As soon as one Fringe season ends, she’s thinking about the next, making calls for the following year as early as March. 

“Sometimes the venues are like, ‘Emma, it’s too soon, we’re not ready!’” 

Securing venues is one of Emma’s favourite parts of planning a Fringe show. First, though, she has to choose a set of dates and organise casting, rehearsals and registrations. 

“After 11 years we do have a reasonable pool of people that we can call on,” she says of casting Pirates of Penzance.

Emma says she has had people congratulate her on getting her shows in the Fringe, as they often don’t realise that as an open-access festival, anyone can have a Fringe show. 

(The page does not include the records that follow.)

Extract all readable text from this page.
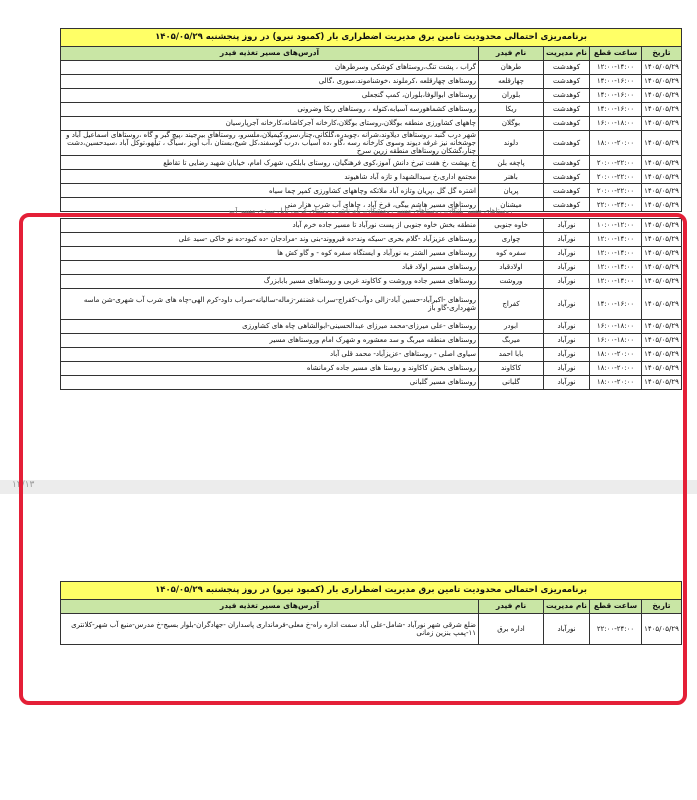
برنامه‌ریزی احتمالی محدودیت تامین برق مدیریت اضطراری بار (کمبود نیرو) در روز پنجشنبه ۱۴۰۵/۰۵/۲۹				
تاریخ	ساعت قطع	نام مدیریت	نام فیدر	آدرس‌های مسیر تغذیه فیدر
۱۴۰۵/۰۵/۲۹	۱۲:۰۰-۱۴:۰۰	کوهدشت	طرهان	گراب ، پشت تنگ،روستاهای کوشکی وسرطرهان
۱۴۰۵/۰۵/۲۹	۱۴:۰۰-۱۶:۰۰	کوهدشت	چهارقلعه	روستاهای چهارقلعه ،کرملوند ،خوشناموند،سوری ،گالی
۱۴۰۵/۰۵/۲۹	۱۴:۰۰-۱۶:۰۰	کوهدشت	بلوران	روستاهای ابوالوفا،بلوران، کمپ گنجعلی
۱۴۰۵/۰۵/۲۹	۱۴:۰۰-۱۶:۰۰	کوهدشت	ریکا	روستاهای کشماهورسه آسیابه،کتوله ، روستاهای ریکا وضرونی
۱۴۰۵/۰۵/۲۹	۱۶:۰۰-۱۸:۰۰	کوهدشت	بوگلان	چاههای کشاورزی منطقه بوگلان،روستای بوگلان،کارخانه آجرکاشانه،کارخانه آجرپارسیان
۱۴۰۵/۰۵/۲۹	۱۸:۰۰-۲۰:۰۰	کوهدشت	دلوند	شهر درب گنبد ،روستاهای دیلاوند،شرانه ،چوبدره،گلکانی،چنار،سرو،کیمیلان،ملسرو، روستاهای بیرجیند ،پیچ گبر و گاه ،روستاهای اسماعیل آباد و جوشخانه نیز غرفه دیوند وسوی کارخانه رسه ،گاو ،ده آسیاب ،درب گوسفند،کل شیخ،بستان ،آب آویز ،سیاگ ، تیلهو،توکل آباد ،سیدحسین،دشت چنار،گشکان روستاهای منطقه زرین سرخ
۱۴۰۵/۰۵/۲۹	۲۰:۰۰-۲۲:۰۰	کوهدشت	پاچغه بلن	خ بهشت ،خ هفت تیرخ دانش آموز،کوی فرهنگیان، روستای بابلکی، شهرک امام، خیابان شهید رضایی تا تقاطع
۱۴۰۵/۰۵/۲۹	۲۰:۰۰-۲۲:۰۰	کوهدشت	باهنر	مجتمع اداری،خ سیدالشهدا و تازه آباد شاهیوند
۱۴۰۵/۰۵/۲۹	۲۰:۰۰-۲۲:۰۰	کوهدشت	پریان	اشتره گل گل ،پریان وتازه آباد ملاتکه وچاههای کشاورزی کمپر چما سیاه
۱۴۰۵/۰۵/۲۹	۲۲:۰۰-۲۴:۰۰	کوهدشت	میشنان	روستاهای مسیر هاشم بیگی، فرخ آباد ، چاهای آب شرب هزار منی
روستاهای مسیر پلنگان، روستاهای مسیر رومشکان، نام ناشر، روستای غرب، تاپل سبزی مسیر آب
۱۴۰۵/۰۵/۲۹	۱۰:۰۰-۱۲:۰۰	نورآباد	خاوه جنوبی	منطقه بخش خاوه جنوبی از پست نورآباد تا مسیر جاده خرم آباد
۱۴۰۵/۰۵/۲۹	۱۲:۰۰-۱۴:۰۰	نورآباد	چواری	روستاهای عزیزآباد -گلام بحری -سیکه وند-ده قیرووند-بنی وند -مرادجان -ده کبود-ده نو خاکی -سید علی
۱۴۰۵/۰۵/۲۹	۱۲:۰۰-۱۴:۰۰	نورآباد	سفره کوه	روستاهای مسیر الشتر به نورآباد و ایستگاه سفره کوه - و گاو کش ها
۱۴۰۵/۰۵/۲۹	۱۲:۰۰-۱۴:۰۰	نورآباد	اولادقباد	روستاهای مسیر اولاد قباد
۱۴۰۵/۰۵/۲۹	۱۲:۰۰-۱۴:۰۰	نورآباد	وروشت	روستاهای مسیر جاده وروشت و کاکاوند غربی و روستاهای مسیر بابابزرگ
۱۴۰۵/۰۵/۲۹	۱۴:۰۰-۱۶:۰۰	نورآباد	کفراج	روستاهای -اکبرآباد-حسین آباد-زالی دوآب-کفراج-سراب غضنفر-زماله-سالیانه-سراب داود-کرم الهی-چاه های شرب آب شهری-شن ماسه شهرداری-گاو باز
۱۴۰۵/۰۵/۲۹	۱۶:۰۰-۱۸:۰۰	نورآباد	ابودر	روستاهای -علی میرزای-محمد میرزای عبدالحسینی-ابوالشاهی چاه های کشاورزی
۱۴۰۵/۰۵/۲۹	۱۶:۰۰-۱۸:۰۰	نورآباد	میربگ	روستاهای منطقه میربگ و سد معشوره و شهرک امام وروستاهای مسیر
۱۴۰۵/۰۵/۲۹	۱۸:۰۰-۲۰:۰۰	نورآباد	بابا احمد	سیاوی اصلی - روستاهای -عزیزآباد- محمد قلی آباد
۱۴۰۵/۰۵/۲۹	۱۸:۰۰-۲۰:۰۰	نورآباد	کاکاوند	روستاهای بخش کاکاوند و روستا های مسیر جاده کرمانشاه
۱۴۰۵/۰۵/۲۹	۱۸:۰۰-۲۰:۰۰	نورآباد	گلبانی	روستاهای مسیر گلبانی
۱۴/۱۳
برنامه‌ریزی احتمالی محدودیت تامین برق مدیریت اضطراری بار (کمبود نیرو) در روز پنجشنبه ۱۴۰۵/۰۵/۲۹				
تاریخ	ساعت قطع	نام مدیریت	نام فیدر	آدرس‌های مسیر تغذیه فیدر
۱۴۰۵/۰۵/۲۹	۲۲:۰۰-۲۴:۰۰	نورآباد	اداره برق	ضلع شرقی شهر نورآباد -شامل-علی آباد سمت اداره راه-خ معلی-فرمانداری پاسداران -جهادگران-بلوار بسیج-خ مدرس-منبع آب شهر-کلانتری ۱۱-پمپ بنزین زمانی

For the 2024 season, the registration deadline for artists was in October 2023. To register a show in any genre category, the starting price is $210 for three sessions. For a performing arts event with four sessions or more, it’ll cost you $395 per show – and Emma is producing 13.  

“We’re risking from the get-go,” Emma says. 

As an artist and producer, her early Fringe experience was exciting and it eventually became a serious opportunity to make money. 

“Usually I can get up to around 60 per cent, even 80 per cent of tickets sold for my seasons, which is awesome and it’s one of the reasons why I keep doing Fringe because it is reasonably successful for me most of the time,” she says. 

 “I’m fairly confident that [Pirates of Penzance] will sell well, although it surprises me every year that it still will.

“It’s nice to just have that one thing that I know I don’t have to have to worry too much about.”

Arrrrgh you entertained?

Emma is also a recipient of a $3000 artist grant from the Fringe for her new work, Beauty and the Bachie, a parody musical she co-wrote with Samara Gill. 

When CityMag asks Emma if the grant covers most of her expenses, she shakes her head and stifles a laugh. 

“It’s helping out with a lot of things to do with the show,” she says. 

“One of my goals is I always want to pay my performers and to pay them, yeah that’s expensive.” 

Emma says with her productions she tries to balance making a living and creating something for people to access and enjoy. She recognises the cost of living pressures putting a strain on audiences as well as performers this year. 

“I grew up down south in a low socioeconomic area and so I’ve always wanted to keep my shows affordable, so at a price that I could afford whilst also trying to pay everyone a decent amount,” she says. 

One of the shows in her program is Garden Melodies where kids under 16 years old are free, with $15 tickets for adults. 

“A family of four can come along for 30 bucks and just sit in the garden and enjoy the music.” 

Emma also enjoys putting on A Brunch of Songs, which started as a Covid-endeavor and was originally a pay-what-you-can. For Fringe you need to set a ticket price, so she keeps it at $10 –$15. 

“It’s been a beautiful little community event and lots of different people come along and they can pay nothing or sometimes they pay more than they probably should. 

“That’s been really nice, a nice little reconnection with the community.”

Emma says ticket sales are important as it’s the only way Fringe shows make money, but another great way to support artists is to tick the box that signs you up to their mailing lists at the Fringe Tix checkout. 

When you purchase Fringe tickets online, you’ll see this at the checkout.

She also suggests chatting to an artist at the end of the show is a great way to show your appreciation. 

“We need to be connecting more as a community and I know it doesn’t help people eat but that’s so important and it helps people mentally as well,” she says. 

“I think the arts give you a chance as well just to escape what’s happening in the real world, either by making you cry or making you laugh or taking you outside of what’s going on in the world.”